6 May 2020

Wagtail 2.9

A new month is upon us, and with it comes a new release of Wagtail. 2.9 may not be the most dramatic update in terms of user-facing features, but it brings some key improvements to the developer experience, fixing some long-standing bugbears.

Matt Westcott

Matt Westcott

Wagtail core team

Before we dive in to the new features, an important announcement: this release includes a security fix for a potential vulnerability in password-protected private pages. While this is on the theoretical end of the scale, rather than something likely to be exploited on real-world world websites, it's always best to err on the side of caution, and so we'd recommend upgrading as soon as possible. For sites that can't be upgraded right away, or are running the 2.7 Long-Term Support branch, this fix has been released separately as Wagtail 2.7.3 and 2.8.2.

Wagtail 2.8 introduced a new Reports area as part of the improved page locking feature, and this has been extended in 2.9 with the ability to build your own reports. Report data can be exported in XLSX or CSV format - an option that's now also available on ModelAdmin listings (with some simple additional configuration) and form builder submissions.

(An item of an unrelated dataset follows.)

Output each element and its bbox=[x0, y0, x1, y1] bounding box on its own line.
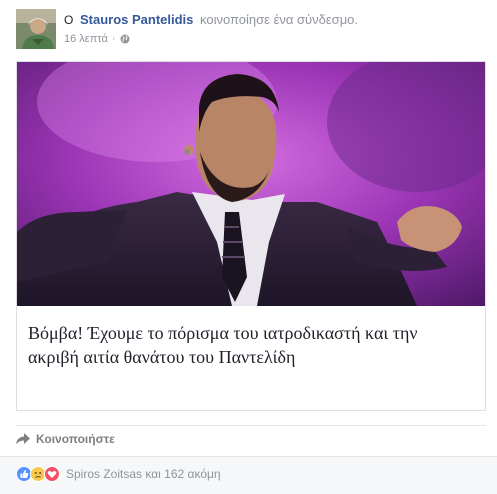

One change in particular may take some getting used to for long-time Wagtail developers - we've started to phase out SiteMiddleware and the request.site variable. This has been around since the start of Wagtail as a convenient way to access the site record for the current request, but it has its drawbacks: it clashes with CurrentSiteMiddleware from Django's own sites framework, and adds an up-front database query to every request, even on pure Django views that have no connection to Wagtail. Efficient alternatives to request.site are available in the form of Site.find_for_request and the {% wagtail_site %} template tag, so developers who are keen to see the back of SiteMiddleware can now drop it from their MIDDLEWARE lists. If eliminating request.site from your codebase is going to be a marathon task, don't worry – it will still be supported until Wagtail 2.11.

Headless deployments continue to be a popular approach for keeping front-end and back-end concerns separated, but up to now the Wagtail admin has never fully embraced the possibility that the Django-side page templates might not match what the end user sees (if indeed they're defined at all). Wagtail 2.9 fixes that – previews and 'view draft' links can be disabled by setting an empty preview_modes attribute on a page model, and the admin backend can now run happily without the front-end 'serve' view being defined in the project's URL config.

Wagtail 2.9 also brings new possibilities for tagging. The underlying django-taggit library has long supported custom tag models – so that your special-purpose page models don't have to share the same pool of tags as images and documents – but previously the Wagtail admin would fail to pick up on this, and offer autocompletion suggestions based on the default tag model instead. This has now been rectified – Wagtail will now recognise the tag model in use and adapt its suggestions accordingly. In addition, free tagging can be disabled for a custom tag model, meaning that tags can no longer be brought into existence simply by using them - instead, they're taken from a pre-determined list set up through snippets or ModelAdmin.

There are some updates to StreamField, too - ChoiceBlock now has a multiple-select counterpart, MultipleChoiceBlock, and performance improvements have been made to CSS / JavaScript handling on complex nested blocks, as well as bulk fetching of database objects inside ListBlocks. Further performance improvements are made possible with the new support for cached image renditions.

There's much more that we haven't mentioned, including many of the accessibility fixes completed at the Bristol Wagtail sprint in January - as always, the release notes have the full lowdown.